À partir de ce cahier des charges élémentaire, Giraffe élabore une solution radicale. Son seul produit – du moins à ce jour – consiste en un fonds de base indexé sur l'indice phare S&P 500, que chacun de ses clients a la possibilité d'adapter à sa philosophie en en retirant les entreprises qui ne respectent pas ses convictions, par exemple en matière d'hygiène alimentaire (donc sans les géants du fast-food, des boissons sucrées…), de climat (écartant les compagnies polluantes), d'égalité des sexes, de vente d'armes…
Des options complémentaires sont peut-être proposées aux utilisateurs avertis (le site n'est pas clair sur ce point) mais la facilité de sélection d'un panier d'actions engagé et le recours à un support classique, reposant sur une référence reconnue, sont bien les principes directeurs de l'offre. Par ailleurs, la transparence n'est pas oubliée : le suivi de performances de la combinaison personnalisée permet une comparaison avec l'indice brut dont elle est issue, mesurant de la sorte l'incidence des préférences intégrées.
Son positionnement est la deuxième spécificité importante de Giraffe. Outre son ciblage direct des consommateurs, la jeune pousse distribue son service auprès des employeurs qui souhaitent à la fois renforcer leurs propres actions de responsabilité sociale et environnementale et répondre aux attentes croissantes de leurs salariés dans ce domaine, que ce soit afin de stimuler leur fidélité, de leur procurer une occasion d'être fiers de leur appartenance ou de propager une culture d'entreprise éthique.

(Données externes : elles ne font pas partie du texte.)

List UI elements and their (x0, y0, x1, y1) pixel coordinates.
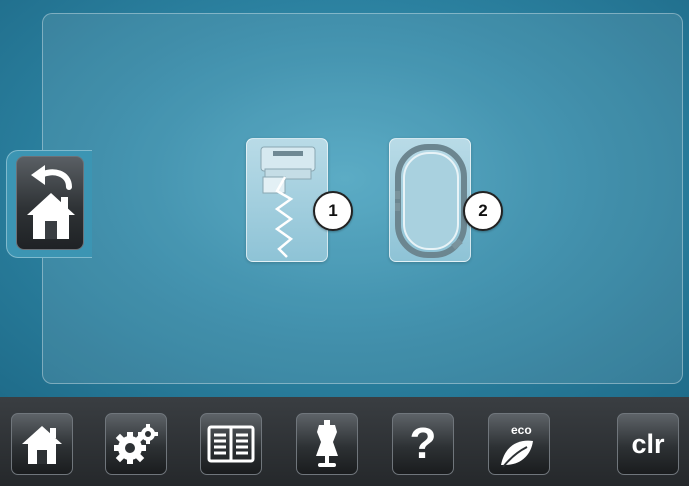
back-home-button[interactable] (16, 156, 84, 250)
setup-button[interactable] (105, 413, 167, 475)
tutorial-button[interactable] (200, 413, 262, 475)
creative-consultant-button[interactable] (296, 413, 358, 475)
help-button[interactable]: ? (392, 413, 454, 475)
eco-label: eco (511, 423, 532, 437)
book-icon (207, 425, 255, 463)
home-button[interactable] (11, 413, 73, 475)
clear-button[interactable]: clr (617, 413, 679, 475)
eco-button[interactable]: eco (488, 413, 550, 475)
content-panel (42, 13, 683, 384)
clr-label: clr (631, 428, 665, 459)
home-icon (27, 193, 75, 239)
home-icon (22, 426, 62, 464)
dress-form-icon (316, 420, 338, 467)
badge-2: 2 (463, 191, 503, 231)
question-mark-icon: ? (409, 419, 437, 468)
gears-icon (114, 424, 158, 464)
badge-1: 1 (313, 191, 353, 231)
back-arrow-icon (27, 165, 75, 239)
embroidery-mode-tile[interactable] (389, 138, 471, 262)
embroidery-hoop-icon (395, 144, 467, 258)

Présenté comme un programme d'avantages exclusif, le dispositif incite l'entreprise à distribuer des coupons d'investissement à ses collaborateurs en guise de primes. Les bénéficiaires les utilisent ensuite sur la plate-forme pour acquérir des parts de fonds, en appliquant leurs critères individuels. Ces allocations donnent lieu à une synthèse des impacts positifs générés par leurs choix (ou plutôt d'impacts négatifs évités, en pratique), que la structure peut (quoique un peu artificiellement) inclure dans son bilan RSE.
Inédite, à ma connaissance, dans le registre de l'investissement, l'approche de Giraffe à l'intention des employés constitue aussi une tendance en vogue, probablement parce qu'elle offre aux startups une voie de commercialisation relativement facile à emprunter dans un contexte où la compétition globale pour les talents atteint des sommets. Avec son angle d'attaque par les enjeux sociétaux, pour toutes les parties prenantes, elle possède cependant un argument susceptible de la distinguer de la concurrence.